Dans la suite, si je
lui recommandais quelque particulière intention :
— Je vais en parler
à mon Conseil tout-puissant, répondait-elle ; c'est ainsi que,
depuis l'Ascension, elle nommait les Trois divines Personnes.
Cette manifestation
intime de la Sainte Trinité couronne sa vie toute de recueillement
sous la grâce du mystère qu'elle adorait sans cesse en elle-même,
dans ce centre où saint Jean de la Croix nous le montre caché, mais
divinement opérant. Elle apparaît comme une suprême dédicace de ce
petit Tabernacle, dont la translation dans le Temple éternel n'était
plus éloignée. Aussi la fête du 31 août 1906, fut-elle avant tout
une fête d'action de grâce.
Car dit encore Élisabeth, dans son traité
Le Ciel dans la foi: "Le lieu où est caché le Fils de
Dieu, c'est le sein du Père, ou l'Essence divine, invisible à tout
regard mortel, inaccessible à toute intelligence humaine."

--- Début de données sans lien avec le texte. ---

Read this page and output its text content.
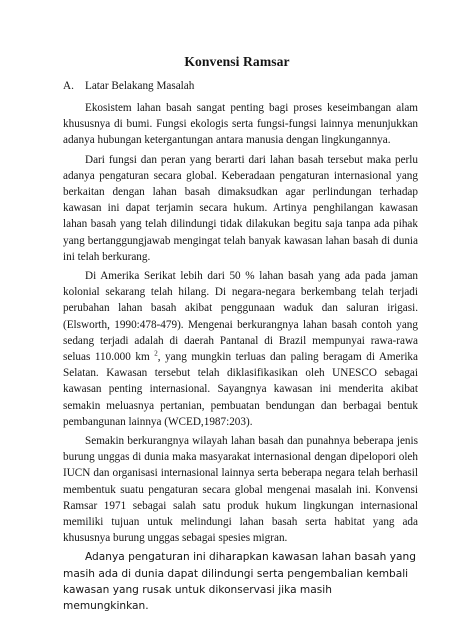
Konvensi Ramsar
A. Latar Belakang Masalah

Ekosistem lahan basah sangat penting bagi proses keseimbangan alam khususnya di bumi. Fungsi ekologis serta fungsi-fungsi lainnya menunjukkan adanya hubungan ketergantungan antara manusia dengan lingkungannya.

Dari fungsi dan peran yang berarti dari lahan basah tersebut maka perlu adanya pengaturan secara global. Keberadaan pengaturan internasional yang berkaitan dengan lahan basah dimaksudkan agar perlindungan terhadap kawasan ini dapat terjamin secara hukum. Artinya penghilangan kawasan lahan basah yang telah dilindungi tidak dilakukan begitu saja tanpa ada pihak yang bertanggungjawab mengingat telah banyak kawasan lahan basah di dunia ini telah berkurang.

Di Amerika Serikat lebih dari 50 % lahan basah yang ada pada jaman kolonial sekarang telah hilang. Di negara-negara berkembang telah terjadi perubahan lahan basah akibat penggunaan waduk dan saluran irigasi. (Elsworth, 1990:478-479). Mengenai berkurangnya lahan basah contoh yang sedang terjadi adalah di daerah Pantanal di Brazil mempunyai rawa-rawa seluas 110.000 km $^2$, yang mungkin terluas dan paling beragam di Amerika Selatan. Kawasan tersebut telah diklasifikasikan oleh UNESCO sebagai kawasan penting internasional. Sayangnya kawasan ini menderita akibat semakin meluasnya pertanian, pembuatan bendungan dan berbagai bentuk pembangunan lainnya (WCED,1987:203).

Semakin berkurangnya wilayah lahan basah dan punahnya beberapa jenis burung unggas di dunia maka masyarakat internasional dengan dipelopori oleh IUCN dan organisasi internasional lainnya serta beberapa negara telah berhasil membentuk suatu pengaturan secara global mengenai masalah ini. Konvensi Ramsar 1971 sebagai salah satu produk hukum lingkungan internasional memiliki tujuan untuk melindungi lahan basah serta habitat yang ada khususnya burung unggas sebagai spesies migran.

Adanya pengaturan ini diharapkan kawasan lahan basah yang masih ada di dunia dapat dilindungi serta pengembalian kembali kawasan yang rusak untuk dikonservasi jika masih memungkinkan.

Et d'ajouter: "La Trinité, voilà notre
demeure, notre « chez nous », la maison paternelle d'où nous ne
devons jamais sortir."
Jésus disait: "Parce que j'aime mon Père,
je fais toujours ce qui Lui plaît." "Ainsi parlait le Maître
saint, écrit Élisabeth, et toute âme qui veut vivre à son
contact doit vivre aussi de cette maxime. Le bon plaisir divin doit
être sa nourriture, son pain quotidien ; elle doit se laisser
immoler par toutes les volontés du Père à l'image de son Christ
adoré." Élisabeth peut alors affirmer: "Je ne veux plus vivre
de ma propre vie, mais être transformée en Jésus-Christ afin que ma
vie soit plus divine qu'humaine, et que le Père en se penchant sur
moi puisse reconnaître l'image du Fils bien-aimé en qui Il a mis
toutes ses complaisances."
Certaines âmes se perdent dans l'amour
et naviguent "dans l'Océan de la Divinité sans qu'aucune créature
leur soit obstacle ou gêne." C'est alors qu'Élisabeth de la
Trinité écrit une de ses plus merveilleuses pages:
"Pour ces âmes, la mort mystique dont
saint Paul nous parlait hier devient si simple, si suave ! Elles
pensent beaucoup moins au travail de destruction et de dépouillement
qui leur reste à faire qu'à se plonger dans le Foyer d'amour qui
brûle en elles, et qui n'est autre que l'Esprit Saint, ce même Amour
qui dans la Trinité est le lien du Père et de son Verbe. Elles
entrent en Lui par la foi vive, et là, simples, paisible, elles sont
emportées par Lui au-dessus des choses, des goûts sensibles, dans la
ténèbre sacrée et transformées en l'image divine. Elles vivent,
selon l'expression de saint Jean, en société avec les Trois
adorables Personnes, leur vie est commune, et c'est là la vie
contemplative; cette contemplation conduit à la possession. Or cette
possession simple est la vie éternelle goûtée dans le lieu sans
fond. C'est là qu'au-dessus de la raison nous attend la tranquillité
profonde de la divine immutabilité. "
(Le Ciel dans la foi, n° 14)
Dès lors, "L'âme en possession de cet
amour apparaît avec Jésus-Christ sur le pied d'égalité parce que
leur affection réciproque rend tout commun entre l'un et l'autre.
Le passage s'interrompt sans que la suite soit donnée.